«La MINUSTAH doit quitter Haïti !», soutient le «Liyannaj kont pwofitasyon» (LKP), dont une délégation a participé à une Commission internationale d'enquête (CIE) sur la situation en Haïti, à Port au Prince, du 16 au 20 septembre 2009.
Ce positionnement purement politique, fait donc suite à quatre jours d'enquête menée sur le terrain par des délégués venus d'Algérie, du Brésil, de Guadeloupe, de Martinique et des Etats-Unis.
Ils ont recueilli des témoignages de citoyens, de membres d'associations et d'organisations syndicales, populaires et politiques du pays et ont, par ailleurs, eu accès à des revues, journaux et rapports traitant de la situation locale.
Suite à ces investigations, la Commission a organisé une journée de soutien au peuple haïtien, pour réclamer le retrait immédiat des troupes d'occupation ; c'était le 15 octobre dernier, jour du renouvellement du mandat de la MINUSTAH (Mission des Nations Unies pour la stabilisation en Haïti).
Une synthèse des travaux a également été produite.
Celle-ci a été présentée par le LKP, ce mercredi 4 novembre, au palais de la mutualité de Pointe-à-Pitre.
Selon ses conclusions, les problèmes d'Haïti étant de nature économique, une présence militaire ne peut être un moyen d'y remédier.

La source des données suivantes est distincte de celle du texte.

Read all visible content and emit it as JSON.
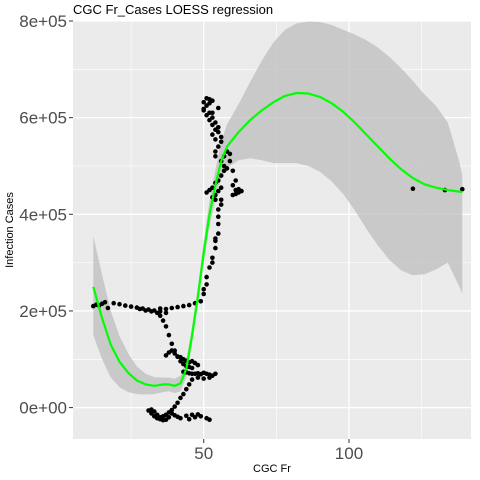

De plus, une telle intervention ne se justifie, au titre de la charte de l'ONU, qu'en cas de guerre civile, de catastrophe naturelle, de crime contre l'humanité, ou encore de génocide.
Le point de vue du professeur Camille Chalmers, fondateur de la Plate-forme haïtienne de plaidoyer pour un développement alternatif (PAPDA) a été retenu : «Le développement de l'implantation de nouvelles bases (...) représente la matérialisation d'une stratégie offensive contre la démocratie et les peuples de la zone. Poursuivre la production de misère en Haïti est l'une des principale caractéristique de la politique onusienne en faveur de cette stratégie».
Le point de vue de Raymond Gama, membre de la CIE
Raymond Gama, membre du LKP, fait partie des quatre guadeloupéens membres de la Commission internationale d'enquête.
Il assume pleinement la prise de position «fondamentalement politique» de la CIE.
Selon cet historien, le fait de défendre Haïti est équivalent à se défendre soi-même en tant que guadeloupéen : «Cette lutte est la même que celle du LKP contre le système profitasyon dénoncé dans le département. Jeter un oeil sur les problématiques de ce pays de la Caraïbe, dont nous faisons partie, nous permet d'ouvrir les yeux sur notre propre situation. Le but ensuite est de déployer toutes les forces existantes, pour parvenir à l'entière émancipation des peuples haïtiens et guadeloupéens».
Raymond Gama, qui entend porter la voix de la population, considère que le gouvernement haïtien a signé un accord avec l'ONU, autorisant la présence de la MINUSTAH, en contradiction avec la constitution du pays... «Mais aujourd'hui, c'est au peuple haïtien de décider ce qu'il doit faire».
Le point de vue de René Préval, président d'Haïti
Au regard du chef de l'Etat haïtien, ceux qui exigent le retrait des troupes de la MINUSTAH sont des «irresponsables» : «Tant que la police nationale n'est pas renforcée pour assurer la sécurité, les troupes étrangères ne peuvent quitter le pays. Et en tant que le chef de la nation, j'ordonne que la mission des Nations Unies reste, jusqu'à ce que la police haïtienne soit en mesure de sécuriser toute la population».
Le point de vue de l'ONU
Le 15 octobre 2009, les 15 membres du Conseil de sécurité de l'Organisation des nations unies ont tous voté en faveur du renouvellement, pour un an, du mandat de la MINUSTAH.
Ils ont estimé que «Malgré les progrès accomplis, la situation du pays menace encore la paix et la sécurité internationales dans la région».